Section 10 of the Apology Ordinance now provides that an apology does not avoid or otherwise affect any insurance cover, compensation or other form of benefit for any person in connection with the matter under a contract of insurance or indemnity. This may, in appropriate cases, allow the property manager to convey an apologetic message to the victim without affecting its insurance coverage. Moreover, under section 8 of the Apology Ordinance, the apology may well be inadmissible in any future legal proceedings when the victim seeks compensation from the owners or the property managers of the relevant building or estate. Nevertheless, the property manager should seek proper advice from its insurance brokers and lawyers as to whether he could make the intended apology in a particular case despite the above statutory provisions. After all, each insurance policy may contain different conditions, and the Apology Ordinance is a relatively new piece of legislation and the precise legal effect of the above provisions has not been discussed in any local decided case.

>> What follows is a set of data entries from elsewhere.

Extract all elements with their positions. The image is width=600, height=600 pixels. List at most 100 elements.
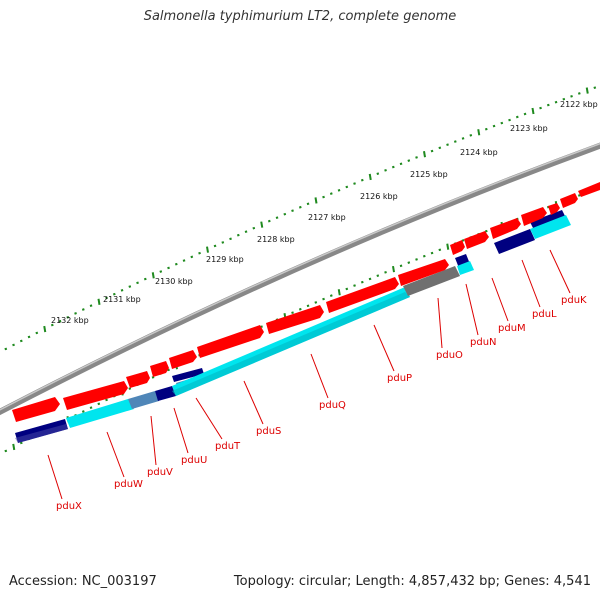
inner-tick: [484, 229, 488, 233]
outer-tick: [244, 230, 248, 234]
orf-cyan-right: [530, 215, 571, 239]
gene-label-pduq[interactable]: pduQ: [319, 400, 346, 411]
cds-11: [464, 231, 489, 249]
cds-16: [578, 182, 600, 197]
outer-tick: [492, 124, 496, 128]
cds-15: [560, 193, 578, 208]
outer-tick: [345, 185, 349, 189]
outer-tick: [221, 241, 225, 244]
leader-pdup: [373, 324, 395, 372]
outer-tick: [58, 319, 62, 323]
outer-tick: [329, 192, 333, 195]
outer-tick: [252, 226, 256, 230]
inner-tick: [577, 194, 581, 197]
outer-tick: [484, 127, 488, 131]
cds-1: [12, 397, 60, 422]
outer-tick: [229, 237, 232, 241]
gene-label-pduw[interactable]: pduW: [114, 479, 143, 490]
outer-tick: [322, 195, 325, 199]
outer-tick: [368, 173, 372, 181]
outer-tick: [128, 285, 132, 288]
cds-7: [266, 305, 324, 334]
outer-tick: [570, 95, 573, 98]
outer-tick: [105, 296, 108, 300]
inner-tick: [407, 261, 411, 264]
outer-tick: [298, 205, 302, 209]
outer-tick: [260, 221, 264, 228]
gene-label-pduk[interactable]: pduK: [561, 295, 587, 306]
outer-tick: [97, 298, 101, 305]
outer-tick: [562, 97, 566, 101]
inner-tick: [97, 402, 101, 406]
outer-tick: [314, 197, 318, 204]
inner-tick: [322, 297, 325, 301]
ruler-label: 2126 kbp: [360, 192, 398, 201]
gene-label-pdun[interactable]: pduN: [470, 337, 497, 348]
outer-tick: [190, 255, 194, 259]
cds-14: [548, 203, 560, 215]
outer-tick: [515, 115, 519, 119]
outer-tick: [89, 304, 93, 307]
outer-tick: [267, 219, 271, 223]
cds-13: [521, 207, 547, 226]
outer-tick: [4, 347, 8, 351]
inner-tick: [260, 325, 263, 328]
outer-tick: [12, 343, 15, 347]
genome-title: Salmonella typhimurium LT2, complete gen…: [143, 9, 457, 24]
outer-tick: [376, 172, 380, 175]
leader-pdux: [47, 454, 63, 500]
gene-label-pdup[interactable]: pduP: [387, 373, 412, 384]
gene-label-pdux[interactable]: pduX: [56, 501, 82, 512]
outer-tick: [337, 188, 341, 192]
gene-label-pdul[interactable]: pduL: [532, 309, 557, 320]
orf-track: [15, 210, 571, 443]
outer-tick: [174, 262, 178, 266]
outer-tick: [391, 165, 395, 169]
gene-label-pduu[interactable]: pduU: [181, 455, 207, 466]
leader-pdul: [521, 259, 541, 308]
leader-pduv: [150, 415, 157, 466]
inner-tick: [384, 271, 387, 274]
leader-pduq: [310, 353, 329, 399]
outer-tick: [477, 129, 481, 136]
ruler-label: 2129 kbp: [206, 255, 244, 264]
outer-tick: [167, 266, 170, 270]
outer-tick: [275, 216, 279, 219]
ruler-label: 2132 kbp: [51, 316, 89, 325]
orf-reverse-pdux-shade: [15, 424, 68, 443]
gene-label-pdum[interactable]: pduM: [498, 323, 526, 334]
outer-tick: [407, 159, 411, 162]
cds-12: [490, 218, 521, 239]
outer-tick: [182, 259, 186, 262]
gene-label-pduv[interactable]: pduV: [147, 467, 173, 478]
outer-tick: [143, 277, 147, 281]
orf-cyan-long-shade: [172, 292, 410, 396]
outer-tick: [546, 103, 550, 107]
gene-label-pdus[interactable]: pduS: [256, 426, 281, 437]
orf-reverse-b: [155, 386, 176, 401]
ruler-label: 2122 kbp: [560, 100, 598, 109]
outer-tick: [306, 202, 310, 206]
outer-tick: [500, 121, 504, 125]
outer-tick: [353, 182, 356, 185]
leader-pduo: [437, 297, 443, 349]
inner-tick: [167, 368, 170, 372]
cds-4: [150, 361, 169, 377]
inner-tick: [415, 258, 418, 261]
leader-pdus: [243, 380, 264, 425]
orf-gray: [403, 266, 460, 296]
inner-tick: [105, 398, 108, 402]
inner-tick: [81, 410, 85, 413]
leader-pdun: [465, 283, 479, 336]
gene-label-pduo[interactable]: pduO: [436, 350, 463, 361]
forward-cds-track: [12, 182, 600, 422]
outer-tick: [66, 315, 70, 319]
outer-tick: [198, 251, 201, 255]
inner-tick: [306, 304, 310, 308]
outer-tick: [415, 156, 418, 159]
orf-reverse-pduk: [494, 229, 535, 254]
gene-label-pdut[interactable]: pduT: [215, 441, 241, 452]
inner-tick: [392, 265, 395, 273]
outer-tick: [81, 308, 85, 311]
inner-tick: [4, 449, 8, 453]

Effect on defamation and mediation proceedings

Section 11(b) of the Apology Ordinance makes it clear that the Ordinance does not affect the operation of sections 3, 4 or 25 of the Defamation Ordinance (Cap.21). It means that apologies made to the plaintiff may continue to be admissible in the mitigation of damages (section 3 of the Defamation Ordinance). Also, the defendant may still plead a defence that he had published an apology in newspaper and such libel was made without malice or gross negligence (section 4 of the Defamation Ordinance). In addition, where a person published words alleged to be defamatory of another person, if he claims that the words were published by him innocently, he can still make an offer of amends in accordance with the procedures in section 25 of the Defamation Ordinance. All those apologies and offers to amend will be taken into account by the court notwithstanding the Apology Ordinance.

Section 11(c) provides that the Ordinance does not affect the operation of the Mediation Ordinance (Cap.620). A person must not disclose a mediation communication, whether or not apology related, save in exceptional circumstances (section 8 of the Mediation Ordinance). Therefore, such mediation communication will continue be protected from disclosure by the Mediation Ordinance without being affected by the Apology Ordinance. Therefore where there is a dispute between the incorporated owners and an individual owner and the parties attempt to settle the matter through mediation, if either party makes an apology during the mediation session, such communication cannot be disclosed and cannot be used as evidence against that party.


Compared to other jurisdictions which have introduced apology legislation earlier, the apology law in Hong Kong is still very new and it is the first piece of such legislation in force in Asian jurisdictions. Its application and operation will need to be further clarified by case laws as time goes by. The new law does not exclude all apologies from evidence. Care must be taken when drafting apologies to ensure that any such apologies would enjoy the protection of the new Ordinance. We are optimistic that the Apology Ordinance will enable a well timed and well drafted apology to assist in preventing dispute escalation and encourage amicable settlements. We would encourage building managers to seek professional legal advice in appropriate circumstances on how to take advantage of the new law, such as when issuing pre-action letters or revising internal protocol on handling complaints. Apologetic and empathetic messages always sound good to the ears, and may create a more harmonious environment in the housing estate.

“This article is for general reference only and should not be acted upon in any actual case. Further, the information contained in the article may not be updated. The readers should consult their solicitors for legal opinion.”